# De Bloating



## skategeezer

Here is a short list of apps I have been able to freeze safely using Bloat Freezer Free.

411 Search
AccuWeather.com
Amazon Kindle
Analog Dual Clock
Analogclock3
Analogclock4
Android Wallpapers
Backup Assistant
Blockbuster
Books
Browser (if you want to load another browser) like Boat Browser
City ID
Digital clock
Digital dual clock
Email (if you want to disable and use another email app)
Guided Tour
Home Screen Tips
Live Wallpapers picker
Memo
Messaging (If you want to use another SMS app)
My Files (to use a root enabled file manager)
NFL Mobile
NFS Shift
Sync service
SyncMLSvc
V Cast All of them
Verizon Single Sign-on Engine
VVMService
VZ Navigator

If you find more to add please do.


----------



## DemoManMLS

Thanks for posting that list. Is there a sure fire program out there that can help me uninstall this stuff better? I got the pre-install apps backed up via Titanium Backup in case I need them back but I'd like to use something that can clearly show me the actual name of the program instead of the file name method delete I've done in the past via Root Explorer. I think I got most of the unwanted stuff off such as City ID, the VCast junk, and what seems like 10,000 clocks for instance.


----------



## knightcrusader

Awesome. I'll use this list to create a system image with those programs completely gone.


----------



## skategeezer

DemoManMLS said:


> Thanks for posting that list. Is there a sure fire program out there that can help me uninstall this stuff better? I got the pre-install apps backed up via Titanium Backup in case I need them back but I'd like to use something that can clearly show me the actual name of the program instead of the file name method delete I've done in the past via Root Explorer. I think I got most of the unwanted stuff off such as City ID, the VCast junk, and what seems like 10,000 clocks for instance.
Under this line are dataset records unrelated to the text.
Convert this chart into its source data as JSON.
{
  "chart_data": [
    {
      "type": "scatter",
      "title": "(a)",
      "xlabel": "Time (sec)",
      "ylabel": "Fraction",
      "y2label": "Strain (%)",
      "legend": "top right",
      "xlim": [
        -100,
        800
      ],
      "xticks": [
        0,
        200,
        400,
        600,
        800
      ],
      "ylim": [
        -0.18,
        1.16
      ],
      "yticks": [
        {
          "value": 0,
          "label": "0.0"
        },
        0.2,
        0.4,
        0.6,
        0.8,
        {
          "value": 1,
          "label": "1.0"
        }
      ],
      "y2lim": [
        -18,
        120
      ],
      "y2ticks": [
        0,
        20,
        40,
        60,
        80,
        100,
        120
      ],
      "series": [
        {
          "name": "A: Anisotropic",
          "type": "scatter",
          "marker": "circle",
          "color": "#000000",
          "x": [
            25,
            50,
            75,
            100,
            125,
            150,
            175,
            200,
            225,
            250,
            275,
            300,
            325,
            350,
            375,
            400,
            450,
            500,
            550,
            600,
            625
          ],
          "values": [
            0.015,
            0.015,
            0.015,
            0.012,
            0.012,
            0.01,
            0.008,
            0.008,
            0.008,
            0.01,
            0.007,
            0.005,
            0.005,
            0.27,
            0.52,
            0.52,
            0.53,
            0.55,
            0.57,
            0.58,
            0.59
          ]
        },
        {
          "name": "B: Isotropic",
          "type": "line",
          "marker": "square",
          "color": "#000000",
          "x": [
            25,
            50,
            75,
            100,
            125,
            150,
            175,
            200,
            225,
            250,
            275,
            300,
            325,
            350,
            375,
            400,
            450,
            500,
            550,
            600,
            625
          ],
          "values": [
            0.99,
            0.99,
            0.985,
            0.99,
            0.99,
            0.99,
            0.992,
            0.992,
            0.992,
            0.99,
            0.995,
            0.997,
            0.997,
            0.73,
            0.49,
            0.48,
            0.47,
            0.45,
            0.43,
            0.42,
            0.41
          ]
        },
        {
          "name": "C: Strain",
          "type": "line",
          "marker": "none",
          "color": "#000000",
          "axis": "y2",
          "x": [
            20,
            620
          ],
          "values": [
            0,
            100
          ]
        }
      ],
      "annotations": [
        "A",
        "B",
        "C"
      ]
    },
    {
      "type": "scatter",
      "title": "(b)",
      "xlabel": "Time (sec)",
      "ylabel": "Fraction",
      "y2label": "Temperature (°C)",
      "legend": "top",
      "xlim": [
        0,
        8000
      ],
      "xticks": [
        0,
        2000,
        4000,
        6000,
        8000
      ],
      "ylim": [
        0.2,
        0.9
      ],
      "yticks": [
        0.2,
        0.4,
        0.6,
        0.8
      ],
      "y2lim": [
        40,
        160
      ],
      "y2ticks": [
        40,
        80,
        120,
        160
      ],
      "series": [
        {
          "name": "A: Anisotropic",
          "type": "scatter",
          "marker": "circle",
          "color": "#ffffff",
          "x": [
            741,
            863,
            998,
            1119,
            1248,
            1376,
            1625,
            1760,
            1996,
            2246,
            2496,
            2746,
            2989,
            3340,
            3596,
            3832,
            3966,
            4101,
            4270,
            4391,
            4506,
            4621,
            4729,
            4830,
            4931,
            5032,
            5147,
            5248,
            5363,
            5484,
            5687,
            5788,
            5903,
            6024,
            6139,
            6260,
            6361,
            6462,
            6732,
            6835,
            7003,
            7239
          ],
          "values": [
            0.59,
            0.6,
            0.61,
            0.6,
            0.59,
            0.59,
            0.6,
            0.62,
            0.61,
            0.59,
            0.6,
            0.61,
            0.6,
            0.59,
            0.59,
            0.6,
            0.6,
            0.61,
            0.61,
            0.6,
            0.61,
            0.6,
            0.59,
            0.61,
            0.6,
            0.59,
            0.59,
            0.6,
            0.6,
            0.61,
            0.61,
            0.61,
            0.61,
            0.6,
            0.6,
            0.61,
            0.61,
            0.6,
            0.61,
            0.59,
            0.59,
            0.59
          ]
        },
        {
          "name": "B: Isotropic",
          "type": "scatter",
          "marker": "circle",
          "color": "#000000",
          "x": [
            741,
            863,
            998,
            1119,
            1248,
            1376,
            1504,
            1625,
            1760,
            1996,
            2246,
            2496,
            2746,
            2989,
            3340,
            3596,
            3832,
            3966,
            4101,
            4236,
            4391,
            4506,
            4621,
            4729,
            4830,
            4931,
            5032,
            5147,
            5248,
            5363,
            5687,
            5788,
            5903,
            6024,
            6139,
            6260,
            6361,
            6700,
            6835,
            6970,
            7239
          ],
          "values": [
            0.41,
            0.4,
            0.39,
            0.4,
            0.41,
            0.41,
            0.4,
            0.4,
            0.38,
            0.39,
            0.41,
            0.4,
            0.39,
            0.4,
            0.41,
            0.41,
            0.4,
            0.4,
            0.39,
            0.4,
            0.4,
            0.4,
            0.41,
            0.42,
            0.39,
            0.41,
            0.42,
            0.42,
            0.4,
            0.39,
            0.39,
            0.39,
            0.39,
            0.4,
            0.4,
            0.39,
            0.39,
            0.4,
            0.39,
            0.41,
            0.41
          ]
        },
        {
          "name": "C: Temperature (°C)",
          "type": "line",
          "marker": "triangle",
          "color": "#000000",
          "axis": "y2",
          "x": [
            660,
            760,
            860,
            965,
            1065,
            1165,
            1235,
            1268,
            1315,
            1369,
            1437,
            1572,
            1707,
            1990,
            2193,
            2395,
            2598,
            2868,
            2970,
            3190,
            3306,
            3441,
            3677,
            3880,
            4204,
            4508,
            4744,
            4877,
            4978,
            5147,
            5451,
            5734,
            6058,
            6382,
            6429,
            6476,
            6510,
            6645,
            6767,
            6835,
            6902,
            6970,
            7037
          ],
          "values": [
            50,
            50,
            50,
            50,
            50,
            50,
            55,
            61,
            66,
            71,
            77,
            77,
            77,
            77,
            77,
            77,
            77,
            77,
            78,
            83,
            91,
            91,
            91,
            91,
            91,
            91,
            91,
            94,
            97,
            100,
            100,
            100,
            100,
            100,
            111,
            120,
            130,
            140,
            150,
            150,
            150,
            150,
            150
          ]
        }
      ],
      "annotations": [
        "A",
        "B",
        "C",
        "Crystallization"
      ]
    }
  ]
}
I used bloat freezer free.


----------



## skategeezer

knightcrusader said:


> Awesome. I'll use this list to create a system image with those programs completely gone.


Hit me up on pm. I would like to help you with that. Also want to get ext4 and voodoo sound modules into the kernel.


----------



## DemoManMLS

skategeezer said:


> I used bloat freezer free.


I'm talking about getting rid of the bloatware out of the system memory after I've backed it up via Titanium Backup.


----------



## skategeezer

DemoManMLS said:


> I'm talking about getting rid of the bloatware out of the system memory after I've backed it up via Titanium Backup.


If you are talking file deletion best not to do that yet as there is no way back..... yet. Best to freeze the apps in place.


----------



## bigd5783

So what is the differenece between freezing and uninstalling? I have used Titanium backup to backup each program and uninstall it on my Thunderbolt so why is this not ok for the Strat? Will freezing stop the program from running if I select it or will it remove it from the app list all together? I bought this phone for my mom but I want to get it running well before I give it to her for christmas. I have already rooted it and gotten titanium backup installed. I just dont want to start taking stuff out if its going to come back to bite me in the tushy later.


----------



## Tjrssibelle

I think the reason for freezing them is because there is no recovery if you delete something important by mistake


----------



## knightcrusader

I think freezing just renames the apk with a different extension, but leaves it there, incase you need to revert it.


----------



## jookyone

I assume this requires root to freeze apps?


----------



## _dennis_

jookyone said:


> I assume this requires root to freeze apps?


Yes it does


----------



## kturcotte

How do you actually COMPLETELY get rid of an unwanted app that came preinstalled? I don't want it, I have NO use for, never will, and it's just hogging up space and resources.
There are some I'm not sure about. I don't use them, but I'm not sure if they might be required for something, or if I can just get rid of them? These are what I'd like to get rid of, or am just not sure about:

Analog Dual Clock
AnalogClock3
AnalogClock4
ATCommandFramework
ATRILClient
audioTuning
BadgeProvider
Blockbuster
Books
ChocoEUKor
City ID
CoolEUKor
Lets Golf 2
Media Hub
NFS Shift
Pico TTS
QoSSig
RoseEUKor
SDM
Slacker
SPG
SWPE
V Cast Media Manager
V Cast Music
V Cast Tones
VZ Navigator


----------



## jbmilman

I was using bloat freezer and I kept getting these stupid popups on my notifications. seems this is a program that employes a spam teqnique. I got rid of it and now I use app quarantine..helped my battery by about an hour and no more nasty star notifications!


----------